Die Installationsdatei liegt unter Releases.

Warum Windows vor dem Programm warnt

Beim ersten Start meldet SmartScreen „Der Computer wurde geschützt“ und nennt einen unbekannten Herausgeber. Das liegt daran, dass die Datei nicht signiert ist ein Codesignierungs-Zertifikat kostet Geld und ist bisher nicht angeschafft. Die Warnung sagt nichts darüber aus, ob mit dem Programm etwas nicht stimmt; sie sagt, dass Windows den Herausgeber nicht kennt.

Über „Weitere Informationen“ → „Trotzdem ausführen“ lässt es sich starten.

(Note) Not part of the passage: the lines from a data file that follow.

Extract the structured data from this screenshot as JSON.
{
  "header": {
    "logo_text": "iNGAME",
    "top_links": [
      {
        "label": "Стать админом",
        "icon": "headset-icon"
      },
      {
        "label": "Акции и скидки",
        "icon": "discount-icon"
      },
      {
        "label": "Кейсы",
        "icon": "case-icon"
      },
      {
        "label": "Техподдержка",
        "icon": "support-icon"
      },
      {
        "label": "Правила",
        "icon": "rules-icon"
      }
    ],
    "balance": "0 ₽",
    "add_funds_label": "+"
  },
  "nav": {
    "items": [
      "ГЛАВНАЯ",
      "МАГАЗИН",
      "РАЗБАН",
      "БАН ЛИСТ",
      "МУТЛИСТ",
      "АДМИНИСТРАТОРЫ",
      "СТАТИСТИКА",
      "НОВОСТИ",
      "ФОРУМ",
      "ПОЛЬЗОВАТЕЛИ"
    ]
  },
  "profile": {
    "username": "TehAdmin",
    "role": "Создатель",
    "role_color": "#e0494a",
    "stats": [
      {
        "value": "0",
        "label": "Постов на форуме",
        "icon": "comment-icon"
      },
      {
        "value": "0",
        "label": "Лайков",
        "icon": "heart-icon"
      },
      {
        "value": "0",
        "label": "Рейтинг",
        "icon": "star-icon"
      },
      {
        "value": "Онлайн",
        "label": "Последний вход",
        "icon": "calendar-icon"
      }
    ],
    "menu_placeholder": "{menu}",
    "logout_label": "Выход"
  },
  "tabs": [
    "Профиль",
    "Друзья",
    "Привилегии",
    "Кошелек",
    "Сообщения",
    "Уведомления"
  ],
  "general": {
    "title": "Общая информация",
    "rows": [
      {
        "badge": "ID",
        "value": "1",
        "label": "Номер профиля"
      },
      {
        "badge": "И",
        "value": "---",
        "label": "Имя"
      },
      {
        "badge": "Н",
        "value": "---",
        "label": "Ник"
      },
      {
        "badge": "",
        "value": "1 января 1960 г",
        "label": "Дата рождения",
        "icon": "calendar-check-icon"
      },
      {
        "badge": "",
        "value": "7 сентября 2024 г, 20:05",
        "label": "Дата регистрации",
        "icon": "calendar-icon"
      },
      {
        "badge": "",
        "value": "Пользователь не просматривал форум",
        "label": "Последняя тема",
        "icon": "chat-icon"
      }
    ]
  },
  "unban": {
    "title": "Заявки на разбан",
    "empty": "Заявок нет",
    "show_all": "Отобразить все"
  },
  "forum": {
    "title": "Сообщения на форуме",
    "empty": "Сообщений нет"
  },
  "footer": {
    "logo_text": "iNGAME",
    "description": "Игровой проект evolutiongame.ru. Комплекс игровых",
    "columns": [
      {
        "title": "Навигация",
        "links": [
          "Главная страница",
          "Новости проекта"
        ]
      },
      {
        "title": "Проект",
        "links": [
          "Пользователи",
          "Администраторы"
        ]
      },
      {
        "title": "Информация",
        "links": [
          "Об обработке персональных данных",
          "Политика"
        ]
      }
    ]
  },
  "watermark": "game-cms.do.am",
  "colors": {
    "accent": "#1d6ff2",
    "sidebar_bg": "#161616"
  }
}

Wer das nicht möchte, baut die Anwendung aus dem Quelltext (siehe unten) das Ergebnis ist dasselbe.

Oder als Dienst, im Browser erreichbar

Statt auf jedem Rechner installiert, lässt sich Energy Mail auch auf einem eigenen Rechner betreiben und von überall im Browser benutzen mit Anmeldung, mehreren Nutzern und einem Zertifikat von Let's Encrypt. Zwei Container, eine Zeile zum Starten:

cp .env.beispiel .env    # Name eintragen
docker compose up -d --build

Alles Weitere Nutzer anlegen, Sicherung, Wiederherstellung, was schiefgehen kann steht in BETRIEB.md.


Erste Schritte

Mit Kennwort (der einfache Weg). Konto hinzufügen, Adresse und Kennwort eintragen die Serveradressen sucht die Anwendung selbst. Bei Anbietern mit Zwei-Faktor-Anmeldung (Gmail, Outlook, GMX) brauchen Sie statt des Kontokennworts ein anwendungsspezifisches Kennwort; wie das geht, steht in der Hilfe Ihres Anbieters.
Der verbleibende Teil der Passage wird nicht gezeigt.